Mapping Parallel Algorithms to Message Passing Machines

Xiaoxiong Zhong

Message passing machines provide an opportunity to achieve high performance for applications such as those in scientific computing, in digital signal processing, in simulation and in electronic design automation. Programming such architectures to achieve high performance, however, poses a challenging task to users. One of the major problems is to design a mapping (assignment) scheme for processes to deal with the mismatch between the ideal communication structure for the parallel algorithm and the target architecture. The research in this thesis aims at this problem. In the thesis, two kinds of architectures, multicomputers and systolic arrays, are considered.

In the first part, we concentrate on communication issues in the design of mapping algorithms for a multicomputer. As communication switching technologies advance, major factors which incur communication overhead have changed and should be studied. We empirically study the effect of communication overhead caused by the topological mismatch in a multicomputer Empirical case studies are carried out to qualitatively characterize the impact of several important mapping metrics and architectural factors on the performance of benchmarks. To quantify communication overhead, we study and validate analytical estimation formulae for message latency. The applications of the message latency formulae to a general purpose multicomputer simulator are discussed and a new parallel program performance evaluation framework is proposed.
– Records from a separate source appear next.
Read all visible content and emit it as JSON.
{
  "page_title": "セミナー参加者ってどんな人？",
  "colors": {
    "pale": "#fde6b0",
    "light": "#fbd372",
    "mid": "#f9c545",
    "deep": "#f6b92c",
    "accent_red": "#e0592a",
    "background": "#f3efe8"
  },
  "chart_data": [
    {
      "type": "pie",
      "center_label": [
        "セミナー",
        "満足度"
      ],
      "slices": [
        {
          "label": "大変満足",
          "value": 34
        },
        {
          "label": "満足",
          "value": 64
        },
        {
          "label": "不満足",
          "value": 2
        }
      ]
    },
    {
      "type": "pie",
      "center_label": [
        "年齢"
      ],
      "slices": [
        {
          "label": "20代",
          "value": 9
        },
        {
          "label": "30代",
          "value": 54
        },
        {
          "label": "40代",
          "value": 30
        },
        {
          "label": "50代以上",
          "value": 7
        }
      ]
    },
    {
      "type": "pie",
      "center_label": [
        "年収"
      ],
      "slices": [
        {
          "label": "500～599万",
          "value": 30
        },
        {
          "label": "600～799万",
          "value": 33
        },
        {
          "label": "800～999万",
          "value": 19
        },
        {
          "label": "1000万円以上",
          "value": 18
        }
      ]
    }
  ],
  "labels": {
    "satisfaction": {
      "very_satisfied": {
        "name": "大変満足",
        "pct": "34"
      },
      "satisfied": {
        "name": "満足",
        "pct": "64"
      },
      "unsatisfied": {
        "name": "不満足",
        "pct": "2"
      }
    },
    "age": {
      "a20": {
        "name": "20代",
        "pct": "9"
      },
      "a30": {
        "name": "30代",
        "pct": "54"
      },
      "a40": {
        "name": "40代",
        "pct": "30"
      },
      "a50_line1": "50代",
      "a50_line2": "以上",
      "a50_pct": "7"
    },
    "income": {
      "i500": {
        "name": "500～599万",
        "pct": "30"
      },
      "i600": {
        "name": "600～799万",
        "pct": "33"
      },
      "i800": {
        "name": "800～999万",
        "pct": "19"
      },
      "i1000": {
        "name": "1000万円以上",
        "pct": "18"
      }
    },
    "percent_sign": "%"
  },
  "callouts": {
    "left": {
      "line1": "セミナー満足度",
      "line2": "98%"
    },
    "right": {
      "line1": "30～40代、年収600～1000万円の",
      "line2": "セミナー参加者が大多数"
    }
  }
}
We then study the problem of reducing communication overhead by utilizing knowledge of the message passing requirement in an application. We propose efficient application-specific routing algorithms to reduce communication overhead. The proposed techniques can be applied to parallel programs with intensive communication on a multicomputer with user-controlled routing capability.

In the second part, we study the problem of mapping a class of algorithms called regular iterative algorithms to systolic arrays. First, the problem of finding an optimal time schedule for regular iterative algorithms is studied. Second, we propose a systematic method to enumerate linear allocation functions to yield spatially regular systolic arrays with some permissible connection constraints. Such a method can be used to design systolic arrays based on various optimization criteria. Finally, we show how to improve efficiency of a systolic array to an almost 100% efficient array by using a quasi-linear transformation function. The results have potential applications in a high level synthesis system or in a silicon compiler.